In 1982 Frank became the Chairman of The Associated Press, now the world’s largest news organization. When Frank stepped in, it was a tremendously important news organization owned by newspapers but was financially insecure. He looked ahead, envisioned what needed to be done and over the next few years, he set the ship right, identified the key people to run the organization and The AP became the leader of its competitors.
Frank was comfortable with presidents and royalty. I remember Frank telling me that Lyndon Johnson called him at home to thank him for the newspaper’s endorsement – Frank said he thought it was Brad Tazewell pulling his chain. Later he traded quips with President Reagan at The White House and introduced former President Nixon at a luncheon – Frank said Nixon never talked during lunch but made notes and then spoke without once needing to refer to them. At one point, The Associated Press Board met in England and Frank introduced Princess Anne at the Guild Hall to a glittering array of folks, including all the media swells in England. Princess Anne proceeded to tear the hides off of the media barons like Rupert Murdoch and Robert Maxwell for their treatment of the royal family.

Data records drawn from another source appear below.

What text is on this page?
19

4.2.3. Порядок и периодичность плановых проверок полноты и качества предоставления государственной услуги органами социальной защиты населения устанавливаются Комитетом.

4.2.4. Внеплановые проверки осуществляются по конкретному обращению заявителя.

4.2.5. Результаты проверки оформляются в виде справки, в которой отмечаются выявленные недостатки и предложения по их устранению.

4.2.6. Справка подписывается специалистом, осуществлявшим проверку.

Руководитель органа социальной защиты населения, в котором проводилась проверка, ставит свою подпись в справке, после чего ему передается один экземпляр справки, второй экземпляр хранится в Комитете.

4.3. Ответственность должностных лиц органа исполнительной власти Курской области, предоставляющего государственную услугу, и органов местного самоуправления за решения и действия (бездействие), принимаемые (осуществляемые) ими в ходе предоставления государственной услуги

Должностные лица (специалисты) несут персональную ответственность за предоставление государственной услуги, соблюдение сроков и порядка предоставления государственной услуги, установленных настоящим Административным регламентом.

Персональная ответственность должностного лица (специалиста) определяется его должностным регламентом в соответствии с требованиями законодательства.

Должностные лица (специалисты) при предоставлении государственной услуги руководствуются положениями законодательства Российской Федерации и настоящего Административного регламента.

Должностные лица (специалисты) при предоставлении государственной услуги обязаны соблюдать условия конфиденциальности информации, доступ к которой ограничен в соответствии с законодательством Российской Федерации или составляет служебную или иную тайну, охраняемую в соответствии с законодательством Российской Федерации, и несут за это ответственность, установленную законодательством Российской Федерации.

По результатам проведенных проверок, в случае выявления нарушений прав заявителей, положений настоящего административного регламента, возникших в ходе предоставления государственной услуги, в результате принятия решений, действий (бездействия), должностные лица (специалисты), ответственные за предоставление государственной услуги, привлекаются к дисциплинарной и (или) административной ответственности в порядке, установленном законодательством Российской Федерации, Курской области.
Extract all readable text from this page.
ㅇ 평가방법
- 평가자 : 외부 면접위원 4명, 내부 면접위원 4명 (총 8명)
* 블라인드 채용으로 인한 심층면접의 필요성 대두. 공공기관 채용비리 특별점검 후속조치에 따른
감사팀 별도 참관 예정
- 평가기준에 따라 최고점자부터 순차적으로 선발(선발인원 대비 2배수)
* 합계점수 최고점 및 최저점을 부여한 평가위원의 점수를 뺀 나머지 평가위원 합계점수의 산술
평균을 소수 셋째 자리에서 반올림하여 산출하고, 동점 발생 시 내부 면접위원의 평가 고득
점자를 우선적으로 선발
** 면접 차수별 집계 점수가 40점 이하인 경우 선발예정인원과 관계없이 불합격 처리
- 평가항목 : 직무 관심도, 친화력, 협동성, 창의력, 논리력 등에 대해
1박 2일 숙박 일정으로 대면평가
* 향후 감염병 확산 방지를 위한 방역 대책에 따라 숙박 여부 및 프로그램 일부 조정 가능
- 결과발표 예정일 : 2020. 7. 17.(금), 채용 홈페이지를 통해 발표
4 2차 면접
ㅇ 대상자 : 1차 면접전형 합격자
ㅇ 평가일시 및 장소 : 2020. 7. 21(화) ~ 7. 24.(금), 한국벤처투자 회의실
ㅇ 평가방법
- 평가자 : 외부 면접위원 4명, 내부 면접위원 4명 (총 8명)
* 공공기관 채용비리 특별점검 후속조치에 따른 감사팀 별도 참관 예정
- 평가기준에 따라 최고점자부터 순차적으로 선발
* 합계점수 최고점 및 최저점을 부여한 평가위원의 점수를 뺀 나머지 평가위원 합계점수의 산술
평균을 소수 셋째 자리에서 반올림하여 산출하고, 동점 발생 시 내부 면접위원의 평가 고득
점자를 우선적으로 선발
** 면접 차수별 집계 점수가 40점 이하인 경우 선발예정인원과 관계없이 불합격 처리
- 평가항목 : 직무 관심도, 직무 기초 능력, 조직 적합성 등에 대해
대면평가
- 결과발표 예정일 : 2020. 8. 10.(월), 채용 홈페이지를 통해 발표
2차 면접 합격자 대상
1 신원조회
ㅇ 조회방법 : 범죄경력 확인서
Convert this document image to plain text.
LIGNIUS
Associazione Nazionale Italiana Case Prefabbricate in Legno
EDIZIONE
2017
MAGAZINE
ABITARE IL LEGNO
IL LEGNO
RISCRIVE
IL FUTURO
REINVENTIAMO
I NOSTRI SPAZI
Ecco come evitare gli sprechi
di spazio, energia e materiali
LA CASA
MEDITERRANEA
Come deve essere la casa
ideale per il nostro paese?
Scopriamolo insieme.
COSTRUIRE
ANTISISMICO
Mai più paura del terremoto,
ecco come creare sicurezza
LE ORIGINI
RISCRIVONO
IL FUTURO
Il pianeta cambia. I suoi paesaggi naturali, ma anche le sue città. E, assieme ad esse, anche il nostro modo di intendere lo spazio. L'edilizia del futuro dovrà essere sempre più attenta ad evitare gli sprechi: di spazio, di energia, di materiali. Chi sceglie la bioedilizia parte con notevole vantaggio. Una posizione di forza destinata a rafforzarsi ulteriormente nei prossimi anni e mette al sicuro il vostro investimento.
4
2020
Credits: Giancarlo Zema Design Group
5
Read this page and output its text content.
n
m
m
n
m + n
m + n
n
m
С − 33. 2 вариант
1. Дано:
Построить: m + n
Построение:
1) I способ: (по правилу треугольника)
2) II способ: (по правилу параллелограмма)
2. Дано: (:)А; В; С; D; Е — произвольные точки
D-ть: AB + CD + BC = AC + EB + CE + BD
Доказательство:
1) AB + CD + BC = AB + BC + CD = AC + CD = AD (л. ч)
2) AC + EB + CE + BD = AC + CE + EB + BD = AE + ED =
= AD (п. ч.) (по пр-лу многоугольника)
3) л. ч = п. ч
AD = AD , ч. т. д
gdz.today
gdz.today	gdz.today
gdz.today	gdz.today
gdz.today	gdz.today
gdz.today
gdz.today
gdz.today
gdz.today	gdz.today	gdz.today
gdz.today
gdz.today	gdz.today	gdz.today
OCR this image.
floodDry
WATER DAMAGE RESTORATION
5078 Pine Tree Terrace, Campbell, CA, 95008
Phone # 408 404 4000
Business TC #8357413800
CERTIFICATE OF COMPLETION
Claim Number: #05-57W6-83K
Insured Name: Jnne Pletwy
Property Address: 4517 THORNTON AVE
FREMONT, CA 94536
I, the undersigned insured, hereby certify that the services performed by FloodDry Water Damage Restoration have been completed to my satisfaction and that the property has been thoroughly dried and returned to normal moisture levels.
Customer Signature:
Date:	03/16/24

Frank was a fabulous man who did extraordinarily fabulous things in a low-key way. He sailed, skied, hunted, played tennis and golf. Frank had a lot of virtues – patience with himself was not one of them. After a 20-year layoff, Frank returned to golf, probably because he got tired of losing to folks at tennis and had a bad shoulder. He never could understand why he couldn’t get his handicap under 10. I remember one time we were playing with our wives and Frank 4-putted after lining up each of the putts forever. He got so angry that he whirled around and tripped and fell down. Nothing like a media mogul sprawled on his ass in the grass.
Frank took great pride in the success of others, in particular when Frank, Jr. hit a homerun with his investment in Red Hat. Frank wrote the Board of Directors telling us that his son had proposed that Landmark make an investment in Red Hat but the father thought it was a bad idea for Landmark so Frank, Jr. did it personally.
We all know the various adages about husbands and wives. Frank married Jane when she was young enough that he thought she was trainable. Well, he was right, there was an opportunity for training and boy, did she ever do a job on him – no question about it.
We shouldn’t mourn Frank Batten – his last months were painful - but we will. We all will surely miss his great sense of humor and quick smile - and his willingness and his innate desire to help others. We are all better for having known Frank Batten.